In just six weeks at the head of government, Truss had caused turbulence on the financial markets with controversial relief and tax cut plans. She then changed her finance minister and made a U-turn in fiscal policy.
Her interior minister, Suella Bravermann, resigned on Wednesday. In her resignation request, she expressed "serious concerns" about the government's actions. The Daily Telegraph reported that the politician left with Truss and Hunt after a "violent face-to-face argument."

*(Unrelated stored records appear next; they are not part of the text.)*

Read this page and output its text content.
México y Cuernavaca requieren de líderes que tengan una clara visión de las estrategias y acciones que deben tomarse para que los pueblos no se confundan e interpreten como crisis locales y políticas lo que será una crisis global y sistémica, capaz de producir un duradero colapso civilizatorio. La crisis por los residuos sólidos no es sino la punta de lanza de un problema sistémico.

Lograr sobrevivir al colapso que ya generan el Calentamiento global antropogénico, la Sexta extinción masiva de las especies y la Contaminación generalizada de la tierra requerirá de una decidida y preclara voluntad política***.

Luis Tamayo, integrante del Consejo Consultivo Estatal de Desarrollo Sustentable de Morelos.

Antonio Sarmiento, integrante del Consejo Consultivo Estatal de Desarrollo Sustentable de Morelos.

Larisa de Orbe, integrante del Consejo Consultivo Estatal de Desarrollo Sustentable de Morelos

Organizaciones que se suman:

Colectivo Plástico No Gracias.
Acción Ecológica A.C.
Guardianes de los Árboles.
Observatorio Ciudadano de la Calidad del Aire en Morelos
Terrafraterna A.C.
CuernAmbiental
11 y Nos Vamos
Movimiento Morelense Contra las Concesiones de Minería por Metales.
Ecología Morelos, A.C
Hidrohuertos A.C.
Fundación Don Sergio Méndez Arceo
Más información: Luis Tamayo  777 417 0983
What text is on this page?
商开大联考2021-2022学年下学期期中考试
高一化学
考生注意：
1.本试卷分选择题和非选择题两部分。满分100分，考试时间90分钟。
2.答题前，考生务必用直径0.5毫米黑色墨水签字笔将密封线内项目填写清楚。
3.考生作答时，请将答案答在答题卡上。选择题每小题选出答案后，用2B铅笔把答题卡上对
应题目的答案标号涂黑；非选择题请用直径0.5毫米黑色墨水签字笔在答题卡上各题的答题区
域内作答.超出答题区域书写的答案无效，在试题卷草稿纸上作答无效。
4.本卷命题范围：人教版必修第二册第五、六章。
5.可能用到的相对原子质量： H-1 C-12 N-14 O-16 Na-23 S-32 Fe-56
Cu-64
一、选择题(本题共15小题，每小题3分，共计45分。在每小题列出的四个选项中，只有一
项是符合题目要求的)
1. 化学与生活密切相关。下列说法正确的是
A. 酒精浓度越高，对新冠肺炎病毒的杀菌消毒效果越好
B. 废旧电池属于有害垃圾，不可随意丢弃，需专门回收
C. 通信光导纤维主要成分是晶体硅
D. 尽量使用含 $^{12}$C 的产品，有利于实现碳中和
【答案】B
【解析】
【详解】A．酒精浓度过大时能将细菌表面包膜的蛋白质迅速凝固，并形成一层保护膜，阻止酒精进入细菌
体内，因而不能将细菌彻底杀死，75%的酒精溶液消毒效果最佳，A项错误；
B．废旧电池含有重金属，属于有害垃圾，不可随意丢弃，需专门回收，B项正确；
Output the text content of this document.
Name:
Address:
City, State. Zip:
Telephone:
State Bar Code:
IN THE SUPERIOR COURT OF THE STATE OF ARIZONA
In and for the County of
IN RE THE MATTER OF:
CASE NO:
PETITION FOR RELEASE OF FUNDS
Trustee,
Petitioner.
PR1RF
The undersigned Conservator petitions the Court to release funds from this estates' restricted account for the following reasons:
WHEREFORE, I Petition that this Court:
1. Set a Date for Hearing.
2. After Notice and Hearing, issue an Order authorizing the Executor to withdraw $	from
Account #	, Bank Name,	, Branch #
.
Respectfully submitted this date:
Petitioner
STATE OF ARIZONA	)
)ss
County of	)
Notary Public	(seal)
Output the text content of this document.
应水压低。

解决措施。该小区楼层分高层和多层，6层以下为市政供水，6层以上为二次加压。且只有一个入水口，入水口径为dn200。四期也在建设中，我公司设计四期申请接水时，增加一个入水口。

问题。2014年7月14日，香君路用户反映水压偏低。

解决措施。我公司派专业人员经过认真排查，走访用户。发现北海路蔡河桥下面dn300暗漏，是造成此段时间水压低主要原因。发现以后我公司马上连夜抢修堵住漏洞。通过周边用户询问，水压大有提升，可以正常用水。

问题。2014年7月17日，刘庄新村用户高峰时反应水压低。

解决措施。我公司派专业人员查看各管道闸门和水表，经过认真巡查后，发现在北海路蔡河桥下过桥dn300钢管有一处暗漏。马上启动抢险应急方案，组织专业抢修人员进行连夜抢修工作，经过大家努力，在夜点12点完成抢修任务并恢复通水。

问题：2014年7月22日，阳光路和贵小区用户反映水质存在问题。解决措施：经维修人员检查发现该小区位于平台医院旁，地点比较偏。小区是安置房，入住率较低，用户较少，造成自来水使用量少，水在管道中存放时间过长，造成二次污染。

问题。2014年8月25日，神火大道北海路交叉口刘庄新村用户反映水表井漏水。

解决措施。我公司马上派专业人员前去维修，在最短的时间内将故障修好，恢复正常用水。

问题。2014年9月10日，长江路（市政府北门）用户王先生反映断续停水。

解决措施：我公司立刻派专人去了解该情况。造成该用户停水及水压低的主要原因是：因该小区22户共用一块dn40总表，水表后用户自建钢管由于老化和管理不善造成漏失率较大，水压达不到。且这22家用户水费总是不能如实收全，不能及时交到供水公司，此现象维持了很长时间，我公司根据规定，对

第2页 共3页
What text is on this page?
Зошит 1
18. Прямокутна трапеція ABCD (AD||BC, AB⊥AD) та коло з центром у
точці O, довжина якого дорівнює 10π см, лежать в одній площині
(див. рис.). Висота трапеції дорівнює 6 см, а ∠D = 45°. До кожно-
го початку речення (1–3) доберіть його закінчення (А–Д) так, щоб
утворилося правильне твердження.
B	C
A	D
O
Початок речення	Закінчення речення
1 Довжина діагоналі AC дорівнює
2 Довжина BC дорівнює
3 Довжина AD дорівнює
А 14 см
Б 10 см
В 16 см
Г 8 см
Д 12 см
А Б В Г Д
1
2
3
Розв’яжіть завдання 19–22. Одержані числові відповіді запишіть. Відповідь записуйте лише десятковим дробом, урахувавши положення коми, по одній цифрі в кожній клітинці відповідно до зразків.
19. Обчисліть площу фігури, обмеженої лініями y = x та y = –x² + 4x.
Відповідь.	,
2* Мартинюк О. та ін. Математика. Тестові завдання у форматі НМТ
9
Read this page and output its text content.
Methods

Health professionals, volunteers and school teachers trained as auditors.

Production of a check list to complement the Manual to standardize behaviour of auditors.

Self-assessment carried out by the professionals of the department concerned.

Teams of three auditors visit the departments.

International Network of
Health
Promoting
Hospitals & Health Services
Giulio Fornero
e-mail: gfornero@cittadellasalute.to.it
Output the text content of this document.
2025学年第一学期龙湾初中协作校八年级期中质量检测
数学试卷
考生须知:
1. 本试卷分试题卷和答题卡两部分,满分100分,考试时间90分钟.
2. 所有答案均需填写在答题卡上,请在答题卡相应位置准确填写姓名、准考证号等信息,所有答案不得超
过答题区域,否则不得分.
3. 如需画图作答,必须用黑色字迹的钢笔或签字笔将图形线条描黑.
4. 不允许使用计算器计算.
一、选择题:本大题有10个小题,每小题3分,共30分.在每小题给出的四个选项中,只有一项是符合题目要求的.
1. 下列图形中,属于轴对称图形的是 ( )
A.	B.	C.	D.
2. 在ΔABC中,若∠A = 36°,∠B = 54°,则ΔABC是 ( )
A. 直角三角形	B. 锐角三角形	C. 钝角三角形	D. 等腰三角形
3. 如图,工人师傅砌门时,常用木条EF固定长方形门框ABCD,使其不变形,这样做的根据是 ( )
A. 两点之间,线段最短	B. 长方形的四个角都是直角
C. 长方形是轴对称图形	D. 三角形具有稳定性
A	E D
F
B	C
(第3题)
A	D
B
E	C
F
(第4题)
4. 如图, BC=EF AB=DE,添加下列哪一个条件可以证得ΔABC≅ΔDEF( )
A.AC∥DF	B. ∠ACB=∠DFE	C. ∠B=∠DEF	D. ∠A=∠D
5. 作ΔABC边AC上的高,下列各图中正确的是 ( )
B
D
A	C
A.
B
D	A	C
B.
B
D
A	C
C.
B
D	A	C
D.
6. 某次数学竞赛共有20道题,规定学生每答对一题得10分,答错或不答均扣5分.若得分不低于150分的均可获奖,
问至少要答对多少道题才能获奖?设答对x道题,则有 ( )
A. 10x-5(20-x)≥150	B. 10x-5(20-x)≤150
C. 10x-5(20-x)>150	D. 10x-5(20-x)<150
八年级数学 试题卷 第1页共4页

On Wednesday evening, a chaotic vote in the House of Commons and rebellious MPs from her Tory party put further pressure on her. Specifically, it was about a vote on lifting the fracking ban. According to the opposition, the parliamentary group leadership of the ruling Tories put massive pressure on their own MPs to vote on the government line - apparently also with physical coercion.
The British press gave a harsh verdict on Truss on Thursday morning: The tabloid "The Sun" wrote that the head of government's authority had been ruined after "a day of extraordinary chaos".
Some of her party colleagues agree: the Prime Minister must go as soon as possible, wrote former Conservative Minister David Frost, previously a fervent supporter of Truss, in the Daily Telegraph. A good dozen Conservative MPs made similar statements.
Irrespective of this, Truss himself was initially combative on Thursday. Wednesday was a "difficult day," she admitted. The head of government wanted to continue, however, her spokesman announced in the morning. Just two hours later, the prime minister gave up.
After Truss' resignation, US President Joe Biden announced that he wanted to continue "close cooperation" with the British government.
The financial markets reacted positively to the resignation: the pound sterling recovered and rose by one percent against the dollar in the meantime. The interest rate on long-term bonds with a term of 30 years fell to 3.86 percent.